Otro de los retos será contribuir a la erradicación de cultivos ilícitos.
Las FARC niegan todas las acusaciones y denuncias sobre narcotráfico que
pesan sobre ellos. Solo admiten que han cobrado un impuesto a las mafias que
operan en su territorio, por no hacerlo al campesino que cultiva la hoja de
coca y al que protegen, dicen, por ser el eslabón más débil. “El
narcotráfico nos ha hecho mucho daño, corrompió a todo el mundo y explota al
campesino.
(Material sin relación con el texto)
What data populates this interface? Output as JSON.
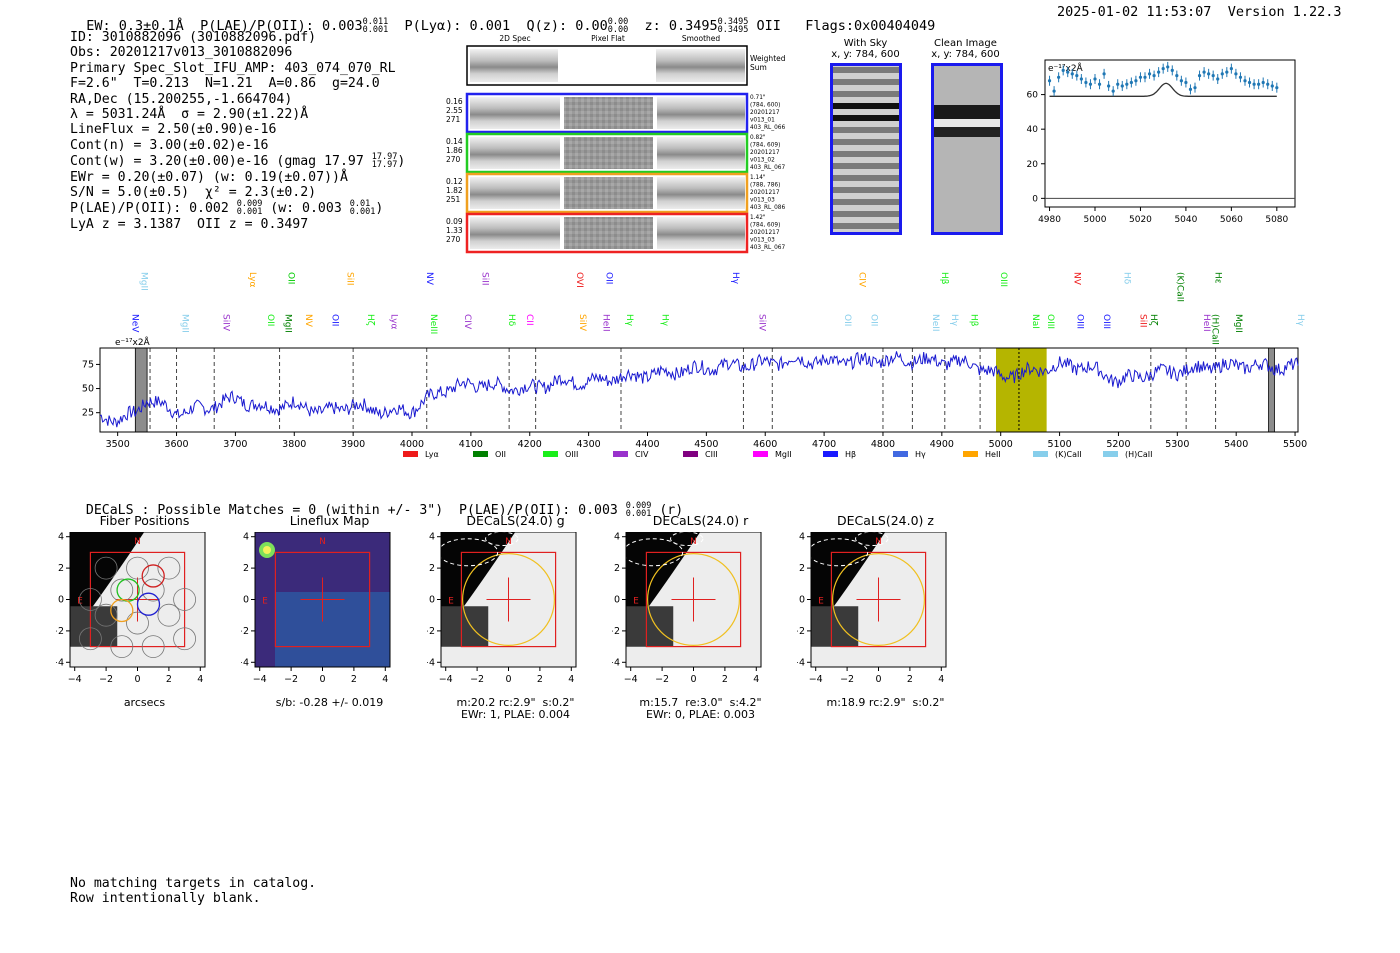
{
  "header": {
    "ew": "EW: 0.3±0.1Å",
    "plae_label": "P(LAE)/P(OII): 0.003",
    "plae_hi": "0.011",
    "plae_lo": "0.001",
    "plya": "P(Lyα): 0.001",
    "qz_label": "Q(z): 0.00",
    "qz_hi": "0.00",
    "qz_lo": "0.00",
    "z_label": "z: 0.3495",
    "z_hi": "0.3495",
    "z_lo": "0.3495",
    "z_line": "OII",
    "flags": "Flags:0x00404049",
    "datetime": "2025-01-02 11:53:07",
    "version": "Version 1.22.3"
  },
  "info": {
    "id": "ID: 3010882096 (3010882096.pdf)",
    "obs": "Obs: 20201217v013_3010882096",
    "primary": "Primary Spec_Slot_IFU_AMP: 403_074_070_RL",
    "fit": "F=2.6\"  T=0.213  N=1.21  A=0.86  g=24.0",
    "radec": "RA,Dec (15.200255,-1.664704)",
    "lambda": "λ = 5031.24Å  σ = 2.90(±1.22)Å",
    "lineflux": "LineFlux = 2.50(±0.90)e-16",
    "contn": "Cont(n) = 3.00(±0.02)e-16",
    "contw": "Cont(w) = 3.20(±0.00)e-16 (gmag 17.97",
    "contw_hi": "17.97",
    "contw_lo": "17.97",
    "contw_end": ")",
    "ewr": "EWr = 0.20(±0.07) (w: 0.19(±0.07))Å",
    "sn": "S/N = 5.0(±0.5)  χ² = 2.3(±0.2)",
    "plae2": "P(LAE)/P(OII): 0.002",
    "plae2_hi": "0.009",
    "plae2_lo": "0.001",
    "plae2_w": "(w: 0.003",
    "plae2_w_hi": "0.01",
    "plae2_w_lo": "0.001",
    "plae2_end": ")",
    "lyaz": "LyA z = 3.1387  OII z = 0.3497"
  },
  "cutouts": {
    "col1": "2D Spec",
    "col2": "Pixel Flat",
    "col3": "Smoothed",
    "weighted": [
      "Weighted",
      "Sum"
    ],
    "rows": [
      {
        "left": [
          "0.16",
          "2.55",
          "271"
        ],
        "right": [
          "0.71\"",
          "(784, 600)",
          "20201217",
          "v013_01",
          "403_RL_066"
        ],
        "color": "#2222ee"
      },
      {
        "left": [
          "0.14",
          "1.86",
          "270"
        ],
        "right": [
          "0.82\"",
          "(784, 609)",
          "20201217",
          "v013_02",
          "403_RL_067"
        ],
        "color": "#22cc22"
      },
      {
        "left": [
          "0.12",
          "1.82",
          "251"
        ],
        "right": [
          "1.14\"",
          "(788, 786)",
          "20201217",
          "v013_03",
          "403_RL_086"
        ],
        "color": "#f0a020"
      },
      {
        "left": [
          "0.09",
          "1.33",
          "270"
        ],
        "right": [
          "1.42\"",
          "(784, 609)",
          "20201217",
          "v013_03",
          "403_RL_067"
        ],
        "color": "#ee2222"
      }
    ],
    "withsky_title": "With Sky",
    "withsky_xy": "x, y: 784, 600",
    "clean_title": "Clean Image",
    "clean_xy": "x, y: 784, 600"
  },
  "zoom_chart": {
    "type": "scatter",
    "ylabel": "e⁻¹⁷x2Å",
    "xlim": [
      4978,
      5088
    ],
    "ylim": [
      -5,
      80
    ],
    "xticks": [
      "4980",
      "5000",
      "5020",
      "5040",
      "5060",
      "5080"
    ],
    "yticks": [
      "0",
      "20",
      "40",
      "60"
    ],
    "x": [
      4980,
      4982,
      4984,
      4986,
      4988,
      4990,
      4992,
      4994,
      4996,
      4998,
      5000,
      5002,
      5004,
      5006,
      5008,
      5010,
      5012,
      5014,
      5016,
      5018,
      5020,
      5022,
      5024,
      5026,
      5028,
      5030,
      5032,
      5034,
      5036,
      5038,
      5040,
      5042,
      5044,
      5046,
      5048,
      5050,
      5052,
      5054,
      5056,
      5058,
      5060,
      5062,
      5064,
      5066,
      5068,
      5070,
      5072,
      5074,
      5076,
      5078,
      5080
    ],
    "values": [
      68,
      62,
      70,
      74,
      73,
      72,
      71,
      69,
      67,
      66,
      69,
      66,
      72,
      65,
      62,
      66,
      65,
      66,
      67,
      68,
      70,
      70,
      72,
      71,
      73,
      75,
      76,
      74,
      71,
      68,
      67,
      63,
      64,
      71,
      73,
      72,
      71,
      69,
      72,
      73,
      75,
      72,
      70,
      68,
      67,
      66,
      66,
      67,
      66,
      65,
      64
    ],
    "model_baseline": 59,
    "model_peak": 66.5,
    "model_center": 5031.24
  },
  "spectrum_chart": {
    "type": "line",
    "ylabel": "e⁻¹⁷x2Å",
    "xlim": [
      3470,
      5505
    ],
    "ylim": [
      5,
      92
    ],
    "xticks": [
      "3500",
      "3600",
      "3700",
      "3800",
      "3900",
      "4000",
      "4100",
      "4200",
      "4300",
      "4400",
      "4500",
      "4600",
      "4700",
      "4800",
      "4900",
      "5000",
      "5100",
      "5200",
      "5300",
      "5400",
      "5500"
    ],
    "yticks": [
      "25",
      "50",
      "75"
    ],
    "anchors_x": [
      3470,
      3500,
      3530,
      3550,
      3600,
      3650,
      3700,
      3750,
      3800,
      3850,
      3900,
      3950,
      4000,
      4050,
      4100,
      4150,
      4200,
      4250,
      4300,
      4350,
      4400,
      4450,
      4500,
      4550,
      4600,
      4650,
      4700,
      4750,
      4800,
      4850,
      4900,
      4950,
      5000,
      5050,
      5100,
      5150,
      5200,
      5250,
      5300,
      5350,
      5400,
      5450,
      5505
    ],
    "anchors_y": [
      20,
      18,
      24,
      40,
      25,
      30,
      40,
      30,
      34,
      25,
      33,
      26,
      28,
      48,
      55,
      52,
      50,
      58,
      57,
      62,
      64,
      68,
      72,
      74,
      76,
      80,
      78,
      78,
      80,
      80,
      78,
      76,
      62,
      68,
      74,
      72,
      58,
      65,
      68,
      72,
      74,
      73,
      72
    ],
    "vlines": [
      3555,
      3600,
      3664,
      3775,
      3900,
      4025,
      4165,
      4210,
      4355,
      4563,
      4612,
      4800,
      4850,
      4905,
      4965,
      5255,
      5315,
      5365
    ],
    "shade_start": 4992,
    "shade_end": 5078,
    "shade_center": 5031,
    "gray_bands": [
      [
        3530,
        3550
      ],
      [
        5455,
        5465
      ]
    ],
    "labels": [
      {
        "x": 3520,
        "text": "NeV",
        "color": "#1a1aff"
      },
      {
        "x": 3535,
        "text": "MgII",
        "color": "#87ceeb"
      },
      {
        "x": 3605,
        "text": "MgII",
        "color": "#87ceeb"
      },
      {
        "x": 3675,
        "text": "SiIV",
        "color": "#9932cc"
      },
      {
        "x": 3720,
        "text": "Lyα",
        "color": "#ffa500"
      },
      {
        "x": 3750,
        "text": "OII",
        "color": "#1aee1a"
      },
      {
        "x": 3780,
        "text": "MgII",
        "color": "#008000"
      },
      {
        "x": 3785,
        "text": "OII",
        "color": "#00cc00"
      },
      {
        "x": 3815,
        "text": "NV",
        "color": "#ffa500"
      },
      {
        "x": 3860,
        "text": "OII",
        "color": "#1a1aff"
      },
      {
        "x": 3885,
        "text": "SiII",
        "color": "#ffa500"
      },
      {
        "x": 3920,
        "text": "Hζ",
        "color": "#1aee1a"
      },
      {
        "x": 3960,
        "text": "Lyα",
        "color": "#9932cc"
      },
      {
        "x": 4020,
        "text": "NV",
        "color": "#1a1aff"
      },
      {
        "x": 4027,
        "text": "NeIII",
        "color": "#1aee1a"
      },
      {
        "x": 4085,
        "text": "CIV",
        "color": "#9932cc"
      },
      {
        "x": 4115,
        "text": "SiII",
        "color": "#9932cc"
      },
      {
        "x": 4160,
        "text": "Hδ",
        "color": "#1aee1a"
      },
      {
        "x": 4190,
        "text": "CII",
        "color": "#ff00ff"
      },
      {
        "x": 4275,
        "text": "OVI",
        "color": "#ee1a1a"
      },
      {
        "x": 4280,
        "text": "SiIV",
        "color": "#ffa500"
      },
      {
        "x": 4320,
        "text": "HeII",
        "color": "#9932cc"
      },
      {
        "x": 4325,
        "text": "OII",
        "color": "#1a1aff"
      },
      {
        "x": 4360,
        "text": "Hγ",
        "color": "#1aee1a"
      },
      {
        "x": 4420,
        "text": "Hγ",
        "color": "#1aee1a"
      },
      {
        "x": 4540,
        "text": "Hγ",
        "color": "#1a1aff"
      },
      {
        "x": 4585,
        "text": "SiIV",
        "color": "#9932cc"
      },
      {
        "x": 4730,
        "text": "OII",
        "color": "#87ceeb"
      },
      {
        "x": 4755,
        "text": "CIV",
        "color": "#ffa500"
      },
      {
        "x": 4775,
        "text": "OII",
        "color": "#87ceeb"
      },
      {
        "x": 4880,
        "text": "NeII",
        "color": "#87ceeb"
      },
      {
        "x": 4895,
        "text": "Hβ",
        "color": "#1aee1a"
      },
      {
        "x": 4912,
        "text": "Hγ",
        "color": "#87ceeb"
      },
      {
        "x": 4945,
        "text": "Hβ",
        "color": "#1aee1a"
      },
      {
        "x": 4995,
        "text": "OIII",
        "color": "#1aee1a"
      },
      {
        "x": 5050,
        "text": "NaI",
        "color": "#1aee1a"
      },
      {
        "x": 5075,
        "text": "OIII",
        "color": "#1aee1a"
      },
      {
        "x": 5120,
        "text": "NV",
        "color": "#ee1a1a"
      },
      {
        "x": 5125,
        "text": "OIII",
        "color": "#1a1aff"
      },
      {
        "x": 5170,
        "text": "OIII",
        "color": "#1a1aff"
      },
      {
        "x": 5205,
        "text": "Hδ",
        "color": "#87ceeb"
      },
      {
        "x": 5232,
        "text": "SiII",
        "color": "#ee1a1a"
      },
      {
        "x": 5250,
        "text": "Hζ",
        "color": "#008000"
      },
      {
        "x": 5295,
        "text": "(K)CaII",
        "color": "#008000"
      },
      {
        "x": 5340,
        "text": "HeII",
        "color": "#9932cc"
      },
      {
        "x": 5355,
        "text": "(H)CaII",
        "color": "#008000"
      },
      {
        "x": 5360,
        "text": "Hε",
        "color": "#008000"
      },
      {
        "x": 5395,
        "text": "MgII",
        "color": "#008000"
      },
      {
        "x": 5500,
        "text": "Hγ",
        "color": "#87ceeb"
      }
    ]
  },
  "legend": [
    {
      "label": "Lyα",
      "color": "#ee1a1a"
    },
    {
      "label": "OII",
      "color": "#008000"
    },
    {
      "label": "OIII",
      "color": "#1aee1a"
    },
    {
      "label": "CIV",
      "color": "#9932cc"
    },
    {
      "label": "CIII",
      "color": "#800080"
    },
    {
      "label": "MgII",
      "color": "#ff00ff"
    },
    {
      "label": "Hβ",
      "color": "#1a1aff"
    },
    {
      "label": "Hγ",
      "color": "#4169e1"
    },
    {
      "label": "HeII",
      "color": "#ffa500"
    },
    {
      "label": "(K)CaII",
      "color": "#87ceeb"
    },
    {
      "label": "(H)CaII",
      "color": "#87ceeb"
    }
  ],
  "decals": {
    "header": "DECaLS : Possible Matches = 0 (within +/- 3\")  P(LAE)/P(OII): 0.003",
    "header_hi": "0.009",
    "header_lo": "0.001",
    "header_end": "(r)",
    "panels": [
      {
        "title": "Fiber Positions",
        "caption": "arcsecs"
      },
      {
        "title": "Lineflux Map",
        "caption": "s/b: -0.28 +/- 0.019"
      },
      {
        "title": "DECaLS(24.0) g",
        "caption": "m:20.2 rc:2.9\"  s:0.2\"\nEWr: 1, PLAE: 0.004"
      },
      {
        "title": "DECaLS(24.0) r",
        "caption": "m:15.7  re:3.0\"  s:4.2\"\nEWr: 0, PLAE: 0.003"
      },
      {
        "title": "DECaLS(24.0) z",
        "caption": "m:18.9 rc:2.9\"  s:0.2\""
      }
    ],
    "ticks": [
      "−4",
      "−2",
      "0",
      "2",
      "4"
    ],
    "north": "N",
    "east": "E"
  },
  "footer": {
    "line1": "No matching targets in catalog.",
    "line2": "Row intentionally blank."
  }
}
A nosotros nos lo imponen para poder matarnos por
narcotraficantes”, asegura Robledo.

El Putumayo, región fronteriza con Ecuador y Perú, ha sido un corredor
histórico de la coca. Es imposible obviar los cultivos de hoja de coca que
hay en torno a este campamento. Los mandos guerrilleros insisten en que
pertenecen a los campesinos de la zona y que ellos solo se dedican al
cultivo de la yuca, el plátano y demás plantaciones también bien visibles y
a las que dedican buena parte del día. El cuidado por tratar de no mostrar
cualquier relación con la coca es extremo. El escenario donde actúan Los
Rebeldes del Sur está incrustado en una plantación. Martín Corena pide que
no se tomen imágenes de las hojas de coca.

-Es para evitar confusiones injustas.

Lo dice sereno, susurrando al oído, casi opacado por el sonido de la cumbia
que mueve el disfrute de los guerrilleros. Los últimos compases de la guerra
en Colombia, los inciertos primeros pasos de la paz.